Amulets were also important elements for preserving health, vitality and attracting the grace of the gods of the Slavic pantheon. Depending on the area, they could be different, representatives of both sexes wore them on the belt and neck, women also used temporal rings. Usually, a woman had more amulets than a man, hence the love of modern representatives of the fair sex for jewelry.

Traditionally, women's amulets helped in procreation and its preservation, and men's were responsible for luck in hunting and battles. In pre-Christian times, amulets were most often made by the "bolshukha" - the eldest woman of the family, after which the most powerful amulets were considered to be made by the hands of his wife.

As follows from the above, our distant ancestors lived in a mystical world full of peculiar beliefs, ideas, threats and moral principles. It is not surprising that clothes, which are now just a utilitarian object for us or, at most, a means of self–expression, had a much more serious meaning for them, changing with a person - from birth to death. Moreover, by looking at the outfit, it was possible to get an idea of the geographical place of residence, life path and status of a particular person. And even now, hundreds of years later, based on the elements of the costume of our predecessors, it is possible to draw conclusions and better understand the realities of that time.

Hats

In ancient times, headdresses were extremely important. Since the head was closest to heaven, it was believed that it should be decorated according to its status.

 

In ancient Russian images, we can often see men with their heads uncovered. However, the researchers prove that this was how the lower social position of a person was depicted. In reality, it was humiliating to go without a hat.

 The idea of the magical power of hair gave rise to the custom of hiding a married woman's hair from prying eyes. To be bare-haired was a disgrace. The design of the female headdress was due to this circumstance.

First, a cowberry or a cowl was put on, which was a light soft cap made of colored cloth. A handkerchief of the same color was tied on the back of the head with a bandanna. Over everything they put on a headdress – a towel-covered, richly embroidered headdress.

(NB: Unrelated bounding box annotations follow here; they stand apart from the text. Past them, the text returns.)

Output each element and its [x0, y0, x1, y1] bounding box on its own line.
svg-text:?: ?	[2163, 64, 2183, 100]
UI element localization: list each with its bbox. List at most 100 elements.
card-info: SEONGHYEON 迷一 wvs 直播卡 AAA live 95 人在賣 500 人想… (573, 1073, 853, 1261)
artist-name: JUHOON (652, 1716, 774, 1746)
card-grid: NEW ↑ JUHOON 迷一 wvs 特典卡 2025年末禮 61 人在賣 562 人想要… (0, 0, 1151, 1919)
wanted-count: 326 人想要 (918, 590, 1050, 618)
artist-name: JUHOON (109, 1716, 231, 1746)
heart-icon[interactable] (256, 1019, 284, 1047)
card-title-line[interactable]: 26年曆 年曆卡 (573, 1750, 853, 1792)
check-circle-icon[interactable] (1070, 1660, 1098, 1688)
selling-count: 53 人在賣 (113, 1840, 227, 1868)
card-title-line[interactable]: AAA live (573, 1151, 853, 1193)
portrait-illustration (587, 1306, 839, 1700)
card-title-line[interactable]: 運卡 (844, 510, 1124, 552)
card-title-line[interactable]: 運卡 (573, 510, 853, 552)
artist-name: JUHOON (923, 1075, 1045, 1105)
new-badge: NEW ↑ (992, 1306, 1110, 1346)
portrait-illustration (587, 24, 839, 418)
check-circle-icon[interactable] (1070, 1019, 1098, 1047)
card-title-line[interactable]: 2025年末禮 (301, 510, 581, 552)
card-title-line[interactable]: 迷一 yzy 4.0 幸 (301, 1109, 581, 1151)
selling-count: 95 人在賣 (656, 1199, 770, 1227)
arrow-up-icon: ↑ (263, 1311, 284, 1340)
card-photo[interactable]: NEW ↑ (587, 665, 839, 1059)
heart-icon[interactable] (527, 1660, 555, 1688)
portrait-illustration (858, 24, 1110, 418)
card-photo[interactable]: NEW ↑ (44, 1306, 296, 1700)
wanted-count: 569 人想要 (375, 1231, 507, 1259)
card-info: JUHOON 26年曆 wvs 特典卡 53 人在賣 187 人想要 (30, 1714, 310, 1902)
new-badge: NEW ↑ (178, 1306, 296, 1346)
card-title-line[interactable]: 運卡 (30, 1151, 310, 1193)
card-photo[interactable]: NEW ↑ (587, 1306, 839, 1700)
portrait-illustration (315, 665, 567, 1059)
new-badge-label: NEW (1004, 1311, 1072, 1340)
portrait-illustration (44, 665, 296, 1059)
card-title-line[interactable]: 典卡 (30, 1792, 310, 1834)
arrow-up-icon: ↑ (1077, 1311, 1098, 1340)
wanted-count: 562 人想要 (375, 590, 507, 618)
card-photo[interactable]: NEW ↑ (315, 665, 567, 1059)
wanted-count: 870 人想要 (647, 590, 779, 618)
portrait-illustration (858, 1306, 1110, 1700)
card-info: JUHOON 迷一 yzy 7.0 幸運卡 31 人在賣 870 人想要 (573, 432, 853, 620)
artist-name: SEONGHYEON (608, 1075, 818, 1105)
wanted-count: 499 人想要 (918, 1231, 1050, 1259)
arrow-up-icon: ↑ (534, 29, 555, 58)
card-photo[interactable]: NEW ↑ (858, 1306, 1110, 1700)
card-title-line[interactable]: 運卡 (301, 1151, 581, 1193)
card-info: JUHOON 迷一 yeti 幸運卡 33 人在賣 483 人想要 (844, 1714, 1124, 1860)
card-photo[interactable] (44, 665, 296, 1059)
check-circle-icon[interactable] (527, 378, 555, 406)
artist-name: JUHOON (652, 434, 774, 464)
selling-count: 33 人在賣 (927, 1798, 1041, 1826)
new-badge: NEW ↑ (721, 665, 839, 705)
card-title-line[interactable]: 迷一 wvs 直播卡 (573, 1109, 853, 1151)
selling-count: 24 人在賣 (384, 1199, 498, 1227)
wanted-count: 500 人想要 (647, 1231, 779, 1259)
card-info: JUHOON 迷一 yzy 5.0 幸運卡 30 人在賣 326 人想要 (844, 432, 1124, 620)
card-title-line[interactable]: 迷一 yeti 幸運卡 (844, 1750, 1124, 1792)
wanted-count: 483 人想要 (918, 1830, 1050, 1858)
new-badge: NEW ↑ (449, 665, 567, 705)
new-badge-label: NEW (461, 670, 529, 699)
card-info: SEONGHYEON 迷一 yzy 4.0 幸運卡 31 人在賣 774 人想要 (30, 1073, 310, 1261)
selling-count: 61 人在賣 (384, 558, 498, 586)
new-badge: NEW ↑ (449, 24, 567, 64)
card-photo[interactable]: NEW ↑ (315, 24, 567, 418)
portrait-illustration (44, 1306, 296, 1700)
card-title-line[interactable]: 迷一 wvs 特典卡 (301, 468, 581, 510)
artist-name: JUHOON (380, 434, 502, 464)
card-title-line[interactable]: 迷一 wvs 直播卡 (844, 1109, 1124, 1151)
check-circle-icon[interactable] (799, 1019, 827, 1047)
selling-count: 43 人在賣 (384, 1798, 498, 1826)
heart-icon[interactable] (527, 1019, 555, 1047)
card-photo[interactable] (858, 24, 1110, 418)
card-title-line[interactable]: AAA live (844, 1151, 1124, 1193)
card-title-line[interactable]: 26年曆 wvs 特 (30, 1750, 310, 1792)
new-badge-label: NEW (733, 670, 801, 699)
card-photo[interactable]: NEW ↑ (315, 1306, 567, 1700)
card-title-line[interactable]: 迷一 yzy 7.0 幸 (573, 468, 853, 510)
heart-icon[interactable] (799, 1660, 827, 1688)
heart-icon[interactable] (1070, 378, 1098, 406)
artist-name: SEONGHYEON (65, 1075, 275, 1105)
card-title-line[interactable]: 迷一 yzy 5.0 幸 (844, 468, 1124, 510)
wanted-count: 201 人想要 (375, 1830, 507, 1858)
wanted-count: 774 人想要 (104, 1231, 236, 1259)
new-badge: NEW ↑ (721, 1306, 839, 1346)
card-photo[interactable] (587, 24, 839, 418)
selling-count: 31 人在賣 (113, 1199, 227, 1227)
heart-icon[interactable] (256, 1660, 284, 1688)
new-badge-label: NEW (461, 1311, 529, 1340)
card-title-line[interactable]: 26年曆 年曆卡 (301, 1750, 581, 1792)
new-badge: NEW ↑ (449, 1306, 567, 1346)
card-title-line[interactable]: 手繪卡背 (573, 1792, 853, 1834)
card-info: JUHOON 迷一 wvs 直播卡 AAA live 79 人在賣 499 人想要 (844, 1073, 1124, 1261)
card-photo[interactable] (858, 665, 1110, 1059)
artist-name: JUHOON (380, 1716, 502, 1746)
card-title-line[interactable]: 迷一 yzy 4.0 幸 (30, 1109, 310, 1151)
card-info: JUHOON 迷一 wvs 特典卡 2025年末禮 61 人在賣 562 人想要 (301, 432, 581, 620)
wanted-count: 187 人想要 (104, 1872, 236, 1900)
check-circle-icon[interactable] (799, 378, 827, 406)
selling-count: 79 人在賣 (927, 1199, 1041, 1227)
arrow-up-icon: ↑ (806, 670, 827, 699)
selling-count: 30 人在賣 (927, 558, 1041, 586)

 Instead of an ubrus, a kika (or kichka, magpie, kokoshnik) could be dressed – a symbol of marriage. The kika had a soft crown surrounded by a rigid, upward-expanding valance. Sometimes a handkerchief was put on over kiki, so that the forehead was visible.

 Thus, a married woman was forced to wear a complicated, closed headdress all her life. Its size, style and availability of jewelry depended on fashion and wealth. He could be festive or casual, very tall or with horns. And on top of all this splendor, cloth, cloth or fur hats and hats could also be mounted.

 

The men's headdress along with the hairstyle changed a lot in the XIV century. If long hair was previously in fashion, now they began to cut it short, "in parenthesis" or "under the pot". The most popular headdress was a cap in the manner of an oriental skullcap, the so-called "tafya" or "skufya".

A cap with lapels or fur trim could be worn instead of or over the taffia. Buttons, tassels, pearls, stones or other jewelry were sewn on the lapels.

 Instead of, and sometimes on top of (!) a taffeta and a cap, men could also wear a fur hat. The boyar's gorlatny hats were especially famous – tall, bulky, with an expanding top and a flat crown, made of rare animal fur.

 

The most famous princely hat is the so-called "Monomakh's hat", which has absorbed the eastern, local and Christian traditions of "cap building". This is how one of the most important regalia of the Moscow Grand Duke appeared, which became a model for later royal headdresses.